Artists working beyond the confines of genre has become the staple of contemporary independent music, and few albums were as ahead of its time with this ambition as Glee. There’s a parallel between Bran Van 3000 and 100 gecs in how they recycle an overwhelming range of contemporary genres and styles into one cohesive aesthetic. However, the success of 100 gecs is rooted in an ironically repurposed detachment that is self-aware of its own indulgences. With Bran Van 3000, there is no pretense of any deliberate subversion, just a playful rendering of an honest amalgamation of influences. Its surprising cohesion has a lot to do with the sprawling diversity of its many contributors, who each bring their own lived perspective to the album’s vibrantly assembled mosaic.

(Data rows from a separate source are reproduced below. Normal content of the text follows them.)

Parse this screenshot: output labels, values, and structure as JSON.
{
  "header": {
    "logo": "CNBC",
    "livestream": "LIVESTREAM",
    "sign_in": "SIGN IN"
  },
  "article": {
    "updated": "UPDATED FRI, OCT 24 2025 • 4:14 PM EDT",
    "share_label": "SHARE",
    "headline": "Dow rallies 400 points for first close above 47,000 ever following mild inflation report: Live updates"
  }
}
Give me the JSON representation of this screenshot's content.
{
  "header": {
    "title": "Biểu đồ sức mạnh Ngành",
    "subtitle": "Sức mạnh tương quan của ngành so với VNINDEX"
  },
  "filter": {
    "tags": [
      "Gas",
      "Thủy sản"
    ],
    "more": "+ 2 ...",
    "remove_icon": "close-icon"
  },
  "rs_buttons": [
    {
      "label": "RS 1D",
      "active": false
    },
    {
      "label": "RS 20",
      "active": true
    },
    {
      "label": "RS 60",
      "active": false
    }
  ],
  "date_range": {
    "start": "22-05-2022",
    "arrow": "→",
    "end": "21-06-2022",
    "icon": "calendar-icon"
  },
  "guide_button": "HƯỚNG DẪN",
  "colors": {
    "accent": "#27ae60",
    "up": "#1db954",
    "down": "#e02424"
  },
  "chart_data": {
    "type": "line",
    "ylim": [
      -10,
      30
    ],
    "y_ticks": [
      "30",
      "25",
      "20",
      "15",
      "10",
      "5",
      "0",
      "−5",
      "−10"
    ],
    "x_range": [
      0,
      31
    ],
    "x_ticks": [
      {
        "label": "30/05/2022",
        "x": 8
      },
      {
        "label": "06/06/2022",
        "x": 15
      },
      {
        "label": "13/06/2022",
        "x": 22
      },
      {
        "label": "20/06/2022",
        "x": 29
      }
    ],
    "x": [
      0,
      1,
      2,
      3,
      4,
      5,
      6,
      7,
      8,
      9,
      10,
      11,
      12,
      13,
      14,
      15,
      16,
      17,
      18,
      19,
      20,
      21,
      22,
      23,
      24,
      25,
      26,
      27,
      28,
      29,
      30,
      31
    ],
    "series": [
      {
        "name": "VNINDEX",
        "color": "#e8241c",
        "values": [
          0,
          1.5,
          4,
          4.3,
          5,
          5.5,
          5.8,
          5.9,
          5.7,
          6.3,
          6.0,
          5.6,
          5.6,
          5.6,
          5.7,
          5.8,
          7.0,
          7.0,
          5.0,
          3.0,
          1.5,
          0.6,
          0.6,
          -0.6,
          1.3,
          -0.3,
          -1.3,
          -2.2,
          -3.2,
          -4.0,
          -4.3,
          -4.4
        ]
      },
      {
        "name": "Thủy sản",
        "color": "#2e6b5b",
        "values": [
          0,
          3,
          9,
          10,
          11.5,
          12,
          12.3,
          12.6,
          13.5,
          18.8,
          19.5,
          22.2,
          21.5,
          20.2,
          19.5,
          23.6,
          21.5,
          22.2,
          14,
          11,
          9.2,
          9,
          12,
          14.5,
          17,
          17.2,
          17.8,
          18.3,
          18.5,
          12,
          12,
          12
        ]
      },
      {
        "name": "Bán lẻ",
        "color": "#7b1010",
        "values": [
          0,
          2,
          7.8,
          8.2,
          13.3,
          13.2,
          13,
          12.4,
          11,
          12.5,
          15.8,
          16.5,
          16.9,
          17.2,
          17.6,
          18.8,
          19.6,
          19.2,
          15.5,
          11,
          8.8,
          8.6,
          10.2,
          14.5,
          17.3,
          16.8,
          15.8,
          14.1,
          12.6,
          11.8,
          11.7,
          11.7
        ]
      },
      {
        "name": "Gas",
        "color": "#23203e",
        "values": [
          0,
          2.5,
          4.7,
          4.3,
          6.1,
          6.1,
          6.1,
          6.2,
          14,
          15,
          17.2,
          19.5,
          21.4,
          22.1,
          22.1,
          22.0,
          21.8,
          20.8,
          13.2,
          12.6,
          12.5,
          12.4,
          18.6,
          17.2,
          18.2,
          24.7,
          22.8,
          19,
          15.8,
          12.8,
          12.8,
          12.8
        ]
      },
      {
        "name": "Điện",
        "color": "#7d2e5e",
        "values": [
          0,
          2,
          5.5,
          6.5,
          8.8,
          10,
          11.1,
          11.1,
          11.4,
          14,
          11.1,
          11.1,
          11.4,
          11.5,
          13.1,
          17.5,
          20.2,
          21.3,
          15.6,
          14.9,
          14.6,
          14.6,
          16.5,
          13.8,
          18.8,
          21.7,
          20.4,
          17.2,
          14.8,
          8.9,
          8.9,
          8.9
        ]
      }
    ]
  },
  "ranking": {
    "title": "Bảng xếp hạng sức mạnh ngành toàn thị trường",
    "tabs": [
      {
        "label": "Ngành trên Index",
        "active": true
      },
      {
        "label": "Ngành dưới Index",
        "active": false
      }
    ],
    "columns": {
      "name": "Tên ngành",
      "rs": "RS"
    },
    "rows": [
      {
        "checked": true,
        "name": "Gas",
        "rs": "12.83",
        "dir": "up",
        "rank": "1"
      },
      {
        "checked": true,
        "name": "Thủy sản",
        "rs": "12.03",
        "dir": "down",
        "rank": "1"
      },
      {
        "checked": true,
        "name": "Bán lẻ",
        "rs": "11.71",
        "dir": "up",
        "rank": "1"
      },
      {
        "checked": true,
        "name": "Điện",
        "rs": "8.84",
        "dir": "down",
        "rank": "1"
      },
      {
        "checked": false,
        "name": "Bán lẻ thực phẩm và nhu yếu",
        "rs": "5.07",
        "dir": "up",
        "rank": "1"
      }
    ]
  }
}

The inclusion of Jean Leloup also notes a rare but vital intersection between francophone and anglophone music that reflects the reality of living in Montreal. Along with Godspeed You Black Emperor! Bran Van was one of the first groups to establish the Mile End as the heart of the city’s music scene. Working within such a self-contained creative hub, it makes sense how they were able to wrangle such a diverse range of genres while still retaining their own distinct flare. This creative tradition built the neighborhood’s artistic foundation for the 21st century, when the torch was passed to artists like Arcade Fire and Grimes who subsequently conceived seminal albums within the same city blocks.

Apart from the standout singles ("Drinking in LA", "Everywhere", "Rainshine", "Afrodiziak") Glee isn’t the kind of album that feels like a masterpiece on the first, second, or even third listen. But its legion of (international) cult followers suggests a cultural positioning that was greater than its sole Juno win. There are so many bizarre, scattered details that colour the sonic and lyrical palettes of the album, and the sudden shifts that seem inaccessible at first eventually prove to be the album’s most enduring charms. It hits just as hard in 2020 as it did in 1997, but in a more familiar way. Few albums have ever been so rooted in one decade while simultaneously encompassing the zeitgeist of the current moment, and that’s what makes Glee such a timeless Canadian artifact.